OPINI : Urun Biaya dan Selisih Biaya, Solusi Bagi JKN?

Bisnis.com,21 Feb 2019, 12:50 WIB
Penulis: Felix Wisnu Handoyo, Peneliti Pusat Penelitian Ekonomi LIPI
Implementasi Sistem Jaminan Sosial Nasional oleh Badan Penyelenggara Jaminan Sosial (BPJS) Kesehatan masih diwarnai persoalan yang sama dari tahun ke tahun, sejak lembaga reinkarnasi PT Askes itu lahir pada 1 Januari 2014. Persoalan itu adalah mismatch pengelolaan dana jaminan sosial, di mana pendapatan BPJS, lewat iuran peserta, tak sebanding dengan besarnya klaim yang harus dibayar. Defisit yang dialami terus melebar dari tahun ke tahun.
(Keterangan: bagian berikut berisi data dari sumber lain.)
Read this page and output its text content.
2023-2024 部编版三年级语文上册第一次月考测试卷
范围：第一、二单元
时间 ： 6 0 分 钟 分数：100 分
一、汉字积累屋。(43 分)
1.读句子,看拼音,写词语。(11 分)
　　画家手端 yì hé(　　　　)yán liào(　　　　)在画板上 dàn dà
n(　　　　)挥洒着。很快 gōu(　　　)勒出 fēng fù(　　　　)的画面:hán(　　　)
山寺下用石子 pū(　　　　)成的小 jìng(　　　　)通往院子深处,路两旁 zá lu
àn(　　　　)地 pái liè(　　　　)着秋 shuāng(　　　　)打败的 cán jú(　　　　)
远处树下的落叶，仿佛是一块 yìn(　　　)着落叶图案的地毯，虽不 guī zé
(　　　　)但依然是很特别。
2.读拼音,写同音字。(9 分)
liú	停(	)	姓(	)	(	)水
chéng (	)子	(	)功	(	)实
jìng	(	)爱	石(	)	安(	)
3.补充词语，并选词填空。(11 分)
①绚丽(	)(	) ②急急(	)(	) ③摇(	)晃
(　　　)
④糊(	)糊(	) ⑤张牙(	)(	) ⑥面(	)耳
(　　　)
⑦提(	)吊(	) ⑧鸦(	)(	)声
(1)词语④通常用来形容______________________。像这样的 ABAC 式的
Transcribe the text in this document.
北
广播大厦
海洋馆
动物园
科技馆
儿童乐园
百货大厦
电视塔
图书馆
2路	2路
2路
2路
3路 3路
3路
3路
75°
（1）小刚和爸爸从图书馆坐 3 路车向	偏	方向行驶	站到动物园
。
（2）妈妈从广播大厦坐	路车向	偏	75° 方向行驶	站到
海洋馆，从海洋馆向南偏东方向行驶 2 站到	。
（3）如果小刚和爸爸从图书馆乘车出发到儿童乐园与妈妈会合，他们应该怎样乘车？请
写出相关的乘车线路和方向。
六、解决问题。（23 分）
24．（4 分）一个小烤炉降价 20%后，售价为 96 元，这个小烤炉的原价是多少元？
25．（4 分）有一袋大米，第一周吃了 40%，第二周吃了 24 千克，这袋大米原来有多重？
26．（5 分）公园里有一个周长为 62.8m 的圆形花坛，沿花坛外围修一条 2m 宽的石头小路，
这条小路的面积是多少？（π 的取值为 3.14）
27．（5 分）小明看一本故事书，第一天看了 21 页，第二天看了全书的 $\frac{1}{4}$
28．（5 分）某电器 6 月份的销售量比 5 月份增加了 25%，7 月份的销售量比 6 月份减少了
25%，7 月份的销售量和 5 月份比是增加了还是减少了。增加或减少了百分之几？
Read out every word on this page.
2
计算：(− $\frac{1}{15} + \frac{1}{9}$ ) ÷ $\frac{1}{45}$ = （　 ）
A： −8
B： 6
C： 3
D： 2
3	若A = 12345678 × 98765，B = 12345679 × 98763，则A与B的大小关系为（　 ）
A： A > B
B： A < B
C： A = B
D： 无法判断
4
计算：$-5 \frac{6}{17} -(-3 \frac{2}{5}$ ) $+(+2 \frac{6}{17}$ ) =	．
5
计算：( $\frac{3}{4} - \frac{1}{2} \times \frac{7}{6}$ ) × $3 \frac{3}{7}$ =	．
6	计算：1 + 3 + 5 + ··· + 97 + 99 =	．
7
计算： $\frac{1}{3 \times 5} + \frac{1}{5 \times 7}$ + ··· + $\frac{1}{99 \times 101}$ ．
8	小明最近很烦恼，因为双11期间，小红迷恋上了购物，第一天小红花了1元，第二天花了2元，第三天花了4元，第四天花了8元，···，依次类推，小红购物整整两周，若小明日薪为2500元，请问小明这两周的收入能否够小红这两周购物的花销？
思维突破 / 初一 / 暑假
Bisnis.com, JAKARTA – Kali ini Kementerian Kesehatan (Kemenkes) benar-benar panik dalam menekan defisit BPJS Kesehatan. Pasalnya, dugaan membengkaknya klaim kian melebar pada tahun ini dibandingkan dengan Rp16,5 triliun pada 2018.

Skenario mulai dari pengurangan manfaat bagi peserta BPJS Kesehatan tampaknya belum menunjukkan hasil yang menggembirakan. Saat ini pemerintah melalui Kemenkes menerbitkan aturan teknis mengenai urun biaya dan selisih biaya kesehatan bagi peserta Jaminan Kesehatan Nasional (JKN).

Kepanikan tampak mulai dirasakan oleh Kemenkes dan BPJS Kesehatan dalam menghadapi defisit yang berpotensi melebar. Kendati undang-undang sistem jaminan sosial nasional (UU SJSN) membuka peluang adanya urun biaya, pelaksanaan urun biaya harus berdasarkan jenis pelayanan yang menimbulkan penyalah-gunaan pelayanan.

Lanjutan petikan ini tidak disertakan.